Un po’ seguendo le orme paterne, fece un buon matrimonio sposando Margherita Castagna, vedova del colonnello suo comandante e da cui ebbe l’unico figlio Cesare.

Erano i tempi delle campagne napoleoniche in Italia e, nonostante Manthonè avesse un ruolo importante nell’esercito borbonico, alla caduta di Napoli fu piuttosto lesto ad abbracciare il nascente ideale repubblicano.

Era nata la Repubblica di Napoli, esperimento di grande importanza ma destinato ad avere vita breve per una serie di errori strategici e di gestione. Il primo presidente provvisorio, il farmacista Carlo Lauberg, era amico personale di Manthonè e gli affidò subito il prestigioso incarico di mettere insieme un efficace esercito repubblicano.

Nel frattempo il Cardinale Ruffo aveva riunito un esercito reazionario, dal roboante nome di Esercito della Santa Fede, e, raccogliendo vasti consensi muoveva alla riconquista di Napoli.

Manthonè commise forse l’errore di sottovalutarlo e quando si decise a contrastarlo andandogli, in un certo senso, incontro senza aspettare di essere stanato in città, i suoi uomini erano troppo pochi e la sconfitta con successiva ritirata fu inevitabile.

L’assedio parve arridere da subito alle truppe del Ruffo, anche se quando Manthonè fu nominato generale delle truppe napoletane e riuscì a riconquistare qualche posizione l’ottimismo tornò a serpeggiare. Tuttavia fu un fuoco di paglia e la capitolazione era dietro l’angolo, complice anche il sentimento dei napoletani, dai quali la repubblica, adoperando spesso il pugno di ferro con gli oppositori e rimanendo ben lontana dalle istanze popolari, non si era certo fatta amare.

Il 21 giugno del 1799, contro il volere del Manthonè, la capitolazione venne stipulata col cardinale Ruffo.

Le parole sono ancora di Atto Vannucci:

“… magnanimo e valorosissimo, misurava dal proprio il valore degli altri, e credeva che dieci Repubblicani vincerebbero mille contrari. Con queste speranze partì alla testa di seimila uomini contro il nemico, lasciando la guardia della città ai calabresi. Dapprima vinse tutte le piccole bande d’insorti sparse per le campagne: ma quando ebbe raggiunto il grosso dell’esercito del Cardinale, si trovò circondato e soverchiato da un numero molto più grande di combattenti e, quindi, fu costretto a ritirarsi.”

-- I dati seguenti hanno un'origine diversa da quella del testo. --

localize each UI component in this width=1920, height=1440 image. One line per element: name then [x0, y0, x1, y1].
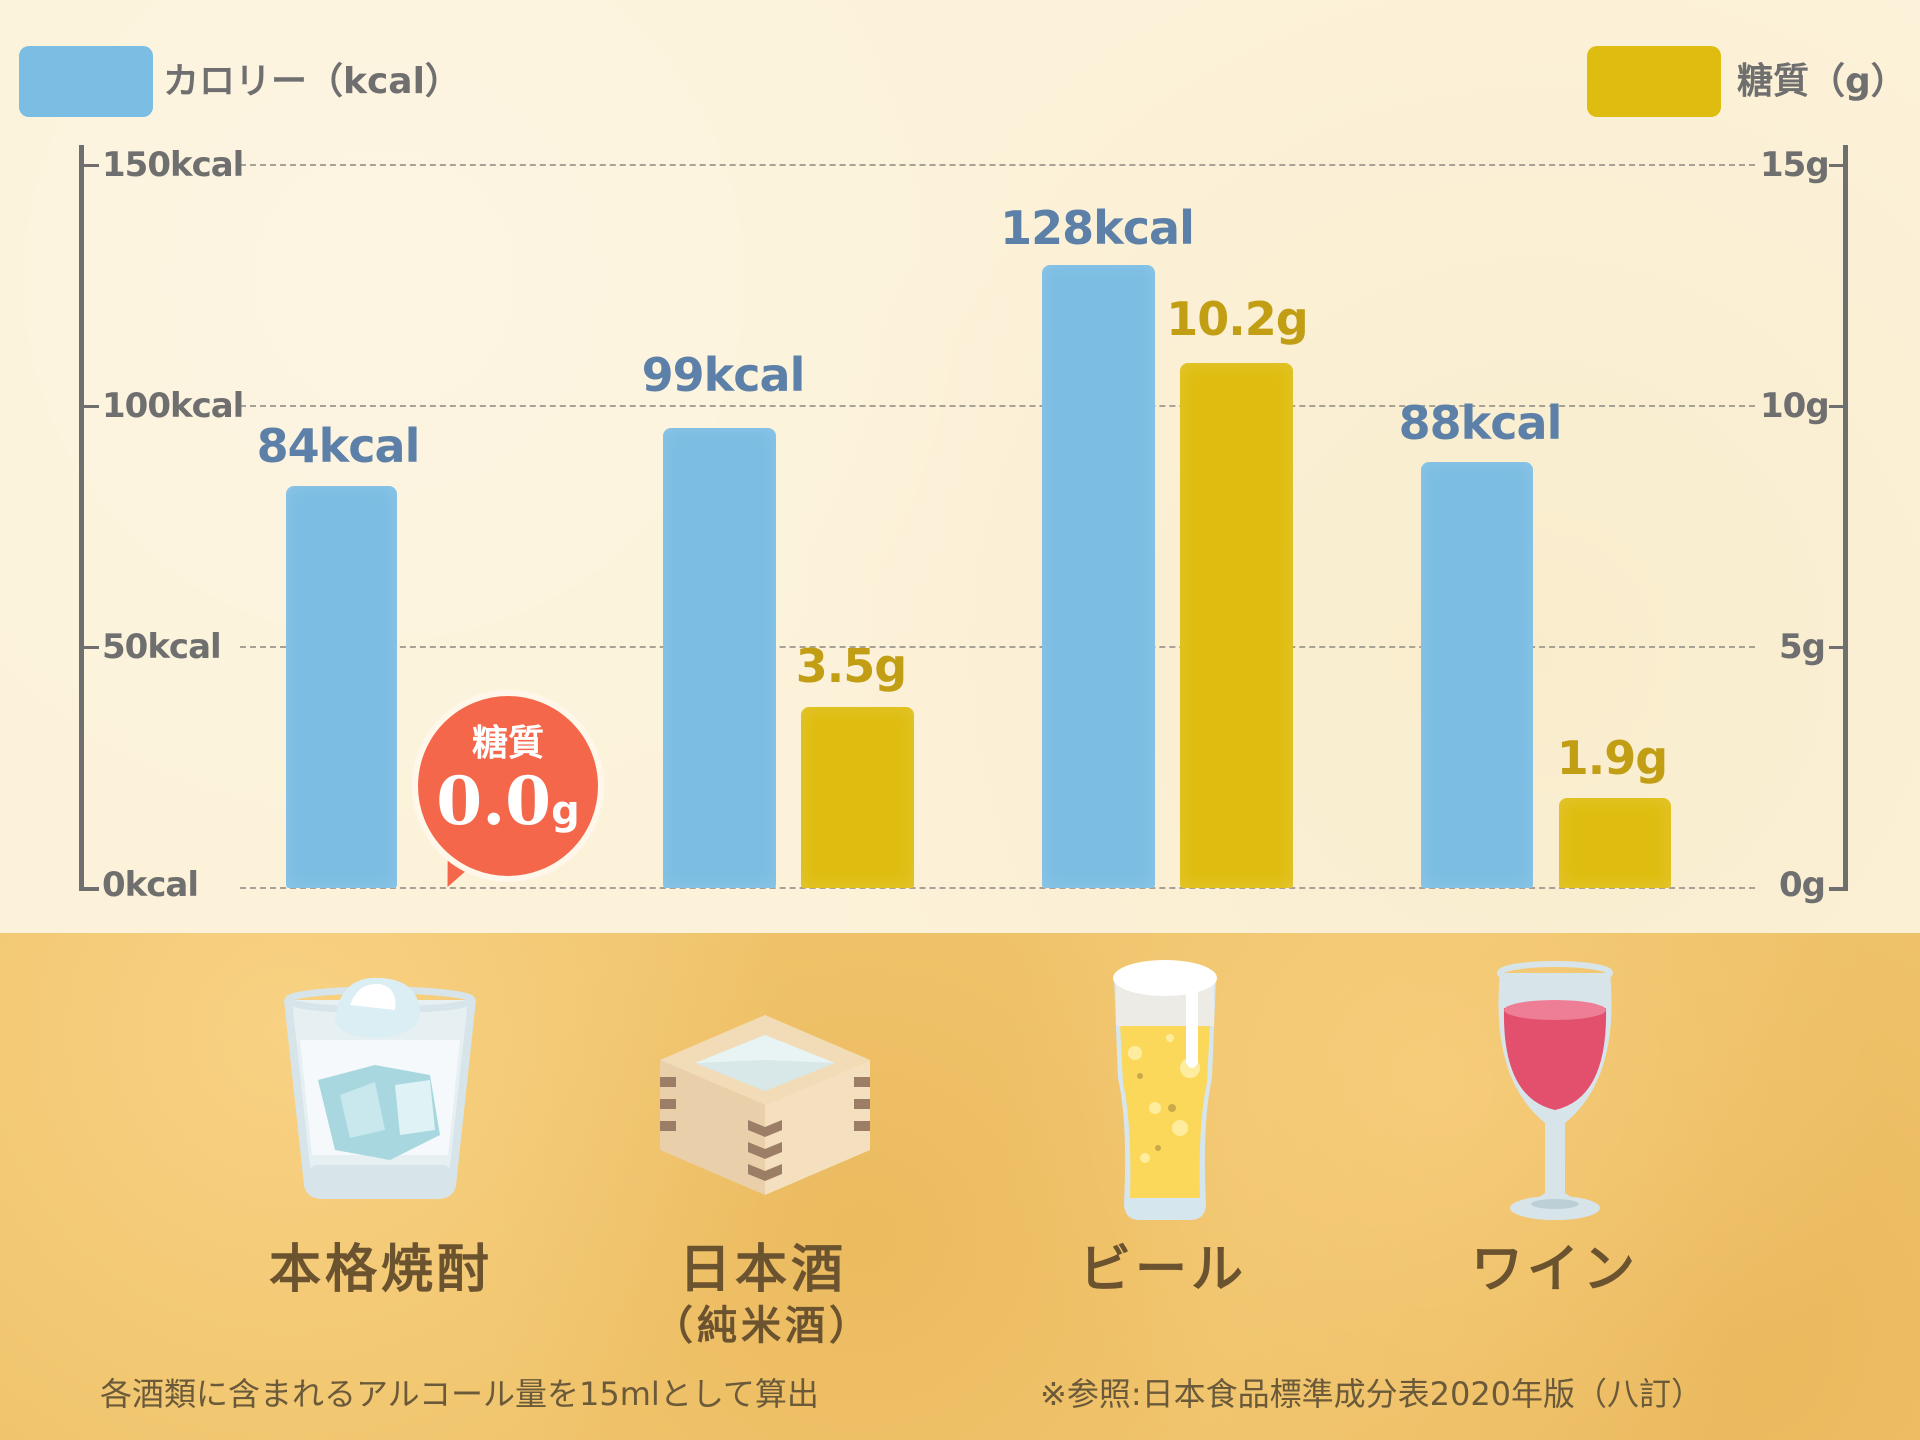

Qui la vicenda si fa un po’ confusa, pare che Manthonè avesse concordato la resa in cambio della salvezza con l’ammiraglio Nelson in persona. L’accordo, in un primo tempo rispettato, venne rotto e il 3 agosto fu processato a Castelnuovo dalla giunta dei generali che lo condannò a morte. L’impiccagione abbe luogo il successivo 26 settembre.

A proposito dell’esecuzione, riportiamo un altro documento di Vannucci, come gli altri reperibile in rete:

“Fo fede io qui, sotto segretario della compagnia dei Bianchi della giustizia di questa città, sotto il titolo di Sancta Maria succurre miseris, che nel giorno 24 settembre del 1799 D. Gabriele Manthoné, siccome reo di Stato, munito dei santissimi sacramenti, fu dai nostri fratelli assistito a ben morire, ed il suo cadavere dagli stessi fratelli fu officiato nella Chiesa del Carmine Maggiore, dove ricevé l’ecclesiastica sepoltura.”